Ross told Bloomberg in an interview that the Trump administration hoped to avoid imposing the tariffs after discussing capital investment plans with automakers.
“We have had very good conversations with our European friends, with our Japanese friends, with our Korean friends, and those are the major auto producing sectors,” Ross said.
“Our hope is that the negotiations we have been having with individual companies about their capital investment plans will bear enough fruit that it may not be necessary to put the 232 (tariffs) fully into effect, may not even be necessary to put it partly in effect,” he added.
The United States has already signed trade deals with Japan and South Korea that appeared likely to stave off auto tariffs, but its talks with the EU have been moving forward more slowly.
U.S. President Donald Trump last month said Washington continued to talk with the EU about trade, but aimed to avoid imposing broader tariffs for now.
U.S. Treasury Secretary Steven Mnuchin also lauded increased investment by European carmakers in the United States.
Those remarks have given EU diplomats hope for another reprieve, but they say they remain on guard.

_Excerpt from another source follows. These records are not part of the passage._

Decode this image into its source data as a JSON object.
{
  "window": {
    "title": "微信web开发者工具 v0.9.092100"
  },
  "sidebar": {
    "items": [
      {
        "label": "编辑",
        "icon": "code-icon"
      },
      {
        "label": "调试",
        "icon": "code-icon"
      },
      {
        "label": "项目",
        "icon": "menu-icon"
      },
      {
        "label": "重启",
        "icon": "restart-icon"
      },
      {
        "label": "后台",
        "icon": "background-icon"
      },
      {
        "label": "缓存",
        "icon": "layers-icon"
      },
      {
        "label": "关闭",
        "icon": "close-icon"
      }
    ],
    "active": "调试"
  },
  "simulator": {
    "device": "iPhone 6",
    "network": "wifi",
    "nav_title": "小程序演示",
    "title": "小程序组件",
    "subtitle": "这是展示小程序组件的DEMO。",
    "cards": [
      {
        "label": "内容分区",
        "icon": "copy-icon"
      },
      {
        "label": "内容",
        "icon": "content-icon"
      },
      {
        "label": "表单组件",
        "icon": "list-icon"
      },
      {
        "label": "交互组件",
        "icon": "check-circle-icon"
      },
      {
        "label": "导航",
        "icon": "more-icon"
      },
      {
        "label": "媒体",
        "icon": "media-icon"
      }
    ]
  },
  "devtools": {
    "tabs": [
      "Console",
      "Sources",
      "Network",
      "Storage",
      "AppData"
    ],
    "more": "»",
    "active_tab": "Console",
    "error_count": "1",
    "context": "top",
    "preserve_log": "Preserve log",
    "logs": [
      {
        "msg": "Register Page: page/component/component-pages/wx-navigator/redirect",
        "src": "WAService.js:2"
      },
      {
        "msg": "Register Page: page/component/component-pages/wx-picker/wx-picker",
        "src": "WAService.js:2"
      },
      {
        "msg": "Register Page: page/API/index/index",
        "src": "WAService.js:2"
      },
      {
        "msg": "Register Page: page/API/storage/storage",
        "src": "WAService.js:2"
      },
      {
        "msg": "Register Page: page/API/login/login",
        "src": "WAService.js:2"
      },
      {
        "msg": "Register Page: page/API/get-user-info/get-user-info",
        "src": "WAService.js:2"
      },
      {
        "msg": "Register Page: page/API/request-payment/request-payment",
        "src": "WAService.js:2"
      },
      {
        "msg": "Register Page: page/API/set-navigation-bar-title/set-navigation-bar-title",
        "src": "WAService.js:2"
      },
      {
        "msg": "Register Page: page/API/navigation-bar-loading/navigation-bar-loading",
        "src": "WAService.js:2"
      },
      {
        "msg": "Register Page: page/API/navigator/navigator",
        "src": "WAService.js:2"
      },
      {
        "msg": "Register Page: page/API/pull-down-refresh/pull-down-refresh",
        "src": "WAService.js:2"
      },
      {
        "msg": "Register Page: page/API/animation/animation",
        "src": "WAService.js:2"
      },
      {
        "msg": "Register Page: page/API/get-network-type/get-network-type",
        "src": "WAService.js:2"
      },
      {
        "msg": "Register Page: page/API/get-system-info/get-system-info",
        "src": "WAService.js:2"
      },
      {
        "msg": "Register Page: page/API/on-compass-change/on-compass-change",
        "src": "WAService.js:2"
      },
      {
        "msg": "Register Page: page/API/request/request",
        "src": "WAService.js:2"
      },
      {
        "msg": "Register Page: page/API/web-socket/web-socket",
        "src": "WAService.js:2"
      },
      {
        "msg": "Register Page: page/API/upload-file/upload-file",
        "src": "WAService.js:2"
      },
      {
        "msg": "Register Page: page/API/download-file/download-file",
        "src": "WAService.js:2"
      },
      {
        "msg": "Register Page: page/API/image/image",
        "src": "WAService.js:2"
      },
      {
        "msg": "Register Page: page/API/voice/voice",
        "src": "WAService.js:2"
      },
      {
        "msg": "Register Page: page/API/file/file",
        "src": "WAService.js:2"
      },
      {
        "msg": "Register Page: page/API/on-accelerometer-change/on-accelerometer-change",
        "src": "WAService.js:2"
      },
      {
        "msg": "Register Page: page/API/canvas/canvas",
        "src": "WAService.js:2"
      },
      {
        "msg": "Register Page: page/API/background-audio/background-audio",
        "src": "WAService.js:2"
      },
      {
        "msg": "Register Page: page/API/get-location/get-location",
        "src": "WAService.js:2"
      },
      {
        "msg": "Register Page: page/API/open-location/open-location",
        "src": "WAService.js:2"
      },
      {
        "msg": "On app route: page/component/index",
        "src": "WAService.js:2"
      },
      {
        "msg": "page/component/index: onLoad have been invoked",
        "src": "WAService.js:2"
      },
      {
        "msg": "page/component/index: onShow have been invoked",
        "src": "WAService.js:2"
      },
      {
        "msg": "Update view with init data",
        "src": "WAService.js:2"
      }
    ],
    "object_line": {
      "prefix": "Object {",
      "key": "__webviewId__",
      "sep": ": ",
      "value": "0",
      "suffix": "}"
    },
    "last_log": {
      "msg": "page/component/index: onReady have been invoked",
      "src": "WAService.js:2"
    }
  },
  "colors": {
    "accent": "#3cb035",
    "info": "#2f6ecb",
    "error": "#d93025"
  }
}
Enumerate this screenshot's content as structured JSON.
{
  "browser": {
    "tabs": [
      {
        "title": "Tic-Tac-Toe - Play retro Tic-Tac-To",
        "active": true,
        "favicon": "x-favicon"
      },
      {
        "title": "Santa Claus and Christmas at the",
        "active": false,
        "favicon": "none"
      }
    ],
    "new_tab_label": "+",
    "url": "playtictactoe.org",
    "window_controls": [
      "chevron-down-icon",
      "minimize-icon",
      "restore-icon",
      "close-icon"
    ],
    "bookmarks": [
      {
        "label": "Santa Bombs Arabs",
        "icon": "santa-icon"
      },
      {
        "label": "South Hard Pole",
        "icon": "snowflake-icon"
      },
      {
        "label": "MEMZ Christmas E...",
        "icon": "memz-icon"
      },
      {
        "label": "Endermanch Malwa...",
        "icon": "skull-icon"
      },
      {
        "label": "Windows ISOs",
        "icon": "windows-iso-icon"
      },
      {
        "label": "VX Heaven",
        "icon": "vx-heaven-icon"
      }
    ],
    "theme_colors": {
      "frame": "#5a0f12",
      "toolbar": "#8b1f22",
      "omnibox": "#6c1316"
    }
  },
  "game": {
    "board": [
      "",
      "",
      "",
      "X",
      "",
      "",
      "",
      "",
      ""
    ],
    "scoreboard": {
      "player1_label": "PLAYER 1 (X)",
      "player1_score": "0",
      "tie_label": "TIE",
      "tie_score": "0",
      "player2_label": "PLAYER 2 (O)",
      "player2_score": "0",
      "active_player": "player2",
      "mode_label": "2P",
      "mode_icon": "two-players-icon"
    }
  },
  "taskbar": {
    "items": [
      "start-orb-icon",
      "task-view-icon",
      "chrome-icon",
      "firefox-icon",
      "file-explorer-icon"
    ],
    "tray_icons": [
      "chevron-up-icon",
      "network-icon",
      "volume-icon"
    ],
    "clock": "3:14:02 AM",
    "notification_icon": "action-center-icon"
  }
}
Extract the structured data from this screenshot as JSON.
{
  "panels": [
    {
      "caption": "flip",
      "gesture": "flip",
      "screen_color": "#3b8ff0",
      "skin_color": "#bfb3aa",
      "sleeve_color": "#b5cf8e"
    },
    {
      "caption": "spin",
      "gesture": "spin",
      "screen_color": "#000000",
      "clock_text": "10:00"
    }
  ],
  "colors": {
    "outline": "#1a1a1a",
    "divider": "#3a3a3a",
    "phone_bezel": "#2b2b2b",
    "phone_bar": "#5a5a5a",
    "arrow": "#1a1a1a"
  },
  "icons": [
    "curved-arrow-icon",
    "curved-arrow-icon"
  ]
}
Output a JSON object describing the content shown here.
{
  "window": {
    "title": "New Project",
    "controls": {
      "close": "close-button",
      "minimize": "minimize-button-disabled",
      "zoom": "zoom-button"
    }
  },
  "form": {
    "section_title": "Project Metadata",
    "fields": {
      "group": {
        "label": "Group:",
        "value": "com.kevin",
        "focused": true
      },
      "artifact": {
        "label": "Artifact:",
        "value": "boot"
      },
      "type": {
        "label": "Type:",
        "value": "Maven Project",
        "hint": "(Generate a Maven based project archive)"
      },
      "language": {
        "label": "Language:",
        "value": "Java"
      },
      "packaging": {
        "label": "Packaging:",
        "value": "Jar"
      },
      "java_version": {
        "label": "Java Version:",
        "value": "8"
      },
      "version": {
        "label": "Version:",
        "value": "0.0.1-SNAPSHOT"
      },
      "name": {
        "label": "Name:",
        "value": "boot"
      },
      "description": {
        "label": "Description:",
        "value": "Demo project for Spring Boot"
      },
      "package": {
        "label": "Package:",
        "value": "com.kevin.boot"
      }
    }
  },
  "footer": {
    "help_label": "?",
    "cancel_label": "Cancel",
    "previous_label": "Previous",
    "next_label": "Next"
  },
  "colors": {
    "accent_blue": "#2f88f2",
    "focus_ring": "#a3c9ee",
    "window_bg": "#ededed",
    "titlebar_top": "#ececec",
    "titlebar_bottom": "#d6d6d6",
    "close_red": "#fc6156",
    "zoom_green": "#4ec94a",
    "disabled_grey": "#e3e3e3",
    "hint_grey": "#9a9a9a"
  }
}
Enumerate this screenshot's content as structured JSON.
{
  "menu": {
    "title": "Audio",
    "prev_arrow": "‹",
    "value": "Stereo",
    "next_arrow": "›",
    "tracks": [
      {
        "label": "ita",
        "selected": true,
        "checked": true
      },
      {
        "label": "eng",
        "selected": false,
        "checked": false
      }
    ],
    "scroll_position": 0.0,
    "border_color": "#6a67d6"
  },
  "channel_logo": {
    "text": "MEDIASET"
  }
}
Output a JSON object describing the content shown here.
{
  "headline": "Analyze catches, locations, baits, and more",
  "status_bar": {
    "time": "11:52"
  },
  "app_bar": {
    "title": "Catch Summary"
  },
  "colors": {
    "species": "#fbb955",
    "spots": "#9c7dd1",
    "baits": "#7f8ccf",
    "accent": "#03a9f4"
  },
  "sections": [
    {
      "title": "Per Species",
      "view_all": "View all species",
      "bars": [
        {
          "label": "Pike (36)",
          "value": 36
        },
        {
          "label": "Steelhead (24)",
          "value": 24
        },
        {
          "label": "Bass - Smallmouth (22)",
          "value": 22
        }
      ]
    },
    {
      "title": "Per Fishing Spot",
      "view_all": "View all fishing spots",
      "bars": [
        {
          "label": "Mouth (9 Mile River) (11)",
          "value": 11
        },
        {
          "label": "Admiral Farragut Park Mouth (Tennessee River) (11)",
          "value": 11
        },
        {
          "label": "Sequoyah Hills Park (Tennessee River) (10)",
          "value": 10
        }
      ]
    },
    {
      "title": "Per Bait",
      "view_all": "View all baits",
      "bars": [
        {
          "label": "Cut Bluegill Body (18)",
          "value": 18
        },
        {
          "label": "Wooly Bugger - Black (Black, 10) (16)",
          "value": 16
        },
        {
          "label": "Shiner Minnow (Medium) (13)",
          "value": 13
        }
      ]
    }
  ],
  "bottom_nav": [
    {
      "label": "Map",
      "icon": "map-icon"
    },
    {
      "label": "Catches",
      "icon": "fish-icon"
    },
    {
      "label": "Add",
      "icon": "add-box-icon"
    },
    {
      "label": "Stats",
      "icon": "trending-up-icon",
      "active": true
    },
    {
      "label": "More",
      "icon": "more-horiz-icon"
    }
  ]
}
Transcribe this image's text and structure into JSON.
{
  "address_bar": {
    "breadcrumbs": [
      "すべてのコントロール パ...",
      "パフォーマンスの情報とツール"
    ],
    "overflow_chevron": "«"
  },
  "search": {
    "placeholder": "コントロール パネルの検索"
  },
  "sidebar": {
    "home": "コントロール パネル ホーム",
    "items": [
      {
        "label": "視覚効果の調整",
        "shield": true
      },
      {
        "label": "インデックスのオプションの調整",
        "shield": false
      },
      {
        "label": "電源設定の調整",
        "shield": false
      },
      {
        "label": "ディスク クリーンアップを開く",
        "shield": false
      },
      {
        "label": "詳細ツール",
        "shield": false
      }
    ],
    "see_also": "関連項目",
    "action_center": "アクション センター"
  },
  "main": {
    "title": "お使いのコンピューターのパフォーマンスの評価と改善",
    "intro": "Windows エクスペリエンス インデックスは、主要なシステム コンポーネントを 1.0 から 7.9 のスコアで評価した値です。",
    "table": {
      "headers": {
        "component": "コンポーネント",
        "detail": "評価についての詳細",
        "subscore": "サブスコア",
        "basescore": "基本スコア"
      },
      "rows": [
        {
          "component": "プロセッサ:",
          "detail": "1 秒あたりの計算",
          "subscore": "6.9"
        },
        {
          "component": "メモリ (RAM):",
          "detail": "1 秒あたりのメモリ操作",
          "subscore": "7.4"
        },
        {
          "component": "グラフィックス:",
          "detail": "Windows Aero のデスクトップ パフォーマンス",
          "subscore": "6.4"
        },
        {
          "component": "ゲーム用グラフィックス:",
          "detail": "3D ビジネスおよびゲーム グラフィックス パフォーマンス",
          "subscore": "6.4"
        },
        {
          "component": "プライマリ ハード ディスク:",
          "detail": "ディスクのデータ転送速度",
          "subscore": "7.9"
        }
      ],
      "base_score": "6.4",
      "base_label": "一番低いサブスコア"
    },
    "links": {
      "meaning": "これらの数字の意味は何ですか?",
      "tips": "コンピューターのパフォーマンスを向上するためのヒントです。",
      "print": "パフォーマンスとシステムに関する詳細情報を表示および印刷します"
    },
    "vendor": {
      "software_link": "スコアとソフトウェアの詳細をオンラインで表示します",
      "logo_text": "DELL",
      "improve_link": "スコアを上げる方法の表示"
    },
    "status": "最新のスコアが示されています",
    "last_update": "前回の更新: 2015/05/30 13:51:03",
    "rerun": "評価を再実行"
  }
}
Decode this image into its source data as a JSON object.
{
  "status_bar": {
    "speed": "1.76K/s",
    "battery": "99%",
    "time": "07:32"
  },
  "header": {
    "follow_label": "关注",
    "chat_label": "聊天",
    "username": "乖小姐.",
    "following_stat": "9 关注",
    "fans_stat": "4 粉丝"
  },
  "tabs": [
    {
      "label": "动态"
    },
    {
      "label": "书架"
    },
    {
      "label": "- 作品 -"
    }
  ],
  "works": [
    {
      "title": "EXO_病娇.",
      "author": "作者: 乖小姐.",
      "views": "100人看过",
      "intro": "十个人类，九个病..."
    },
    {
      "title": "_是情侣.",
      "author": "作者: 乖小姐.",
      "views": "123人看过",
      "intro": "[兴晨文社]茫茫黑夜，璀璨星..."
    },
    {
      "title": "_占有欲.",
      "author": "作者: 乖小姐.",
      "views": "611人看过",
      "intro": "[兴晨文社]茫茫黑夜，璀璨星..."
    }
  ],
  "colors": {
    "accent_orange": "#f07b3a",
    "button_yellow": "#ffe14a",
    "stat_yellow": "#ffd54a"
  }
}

“We’re hopeful that we can avoid the car tariffs for now, but we also know there is a chance the president could change his mind,” said one diplomat, who was not authorized to speak publicly.
Germany’s BMW (BMWG.DE), the biggest U.S. automotive exporter by value for the past five years, last month said it had warned U.S. officials that intensifying a global trade war could threaten jobs at its plant in Spartanburg, South Carolina, which exports about 70% of its production.
Both BMW and Daimler (DAIGn.DE) have invested to expand the production capacity of plants in the United States where they build mainly larger sports utility vehicles (SUVs) to keep up with rising demand and because it makes good economic sense.
Volkswagen AG (VOWG_p.DE) in January pledged to invest $800 million and add 1,000 jobs to build electric vehicles in Chattanooga, Tennessee.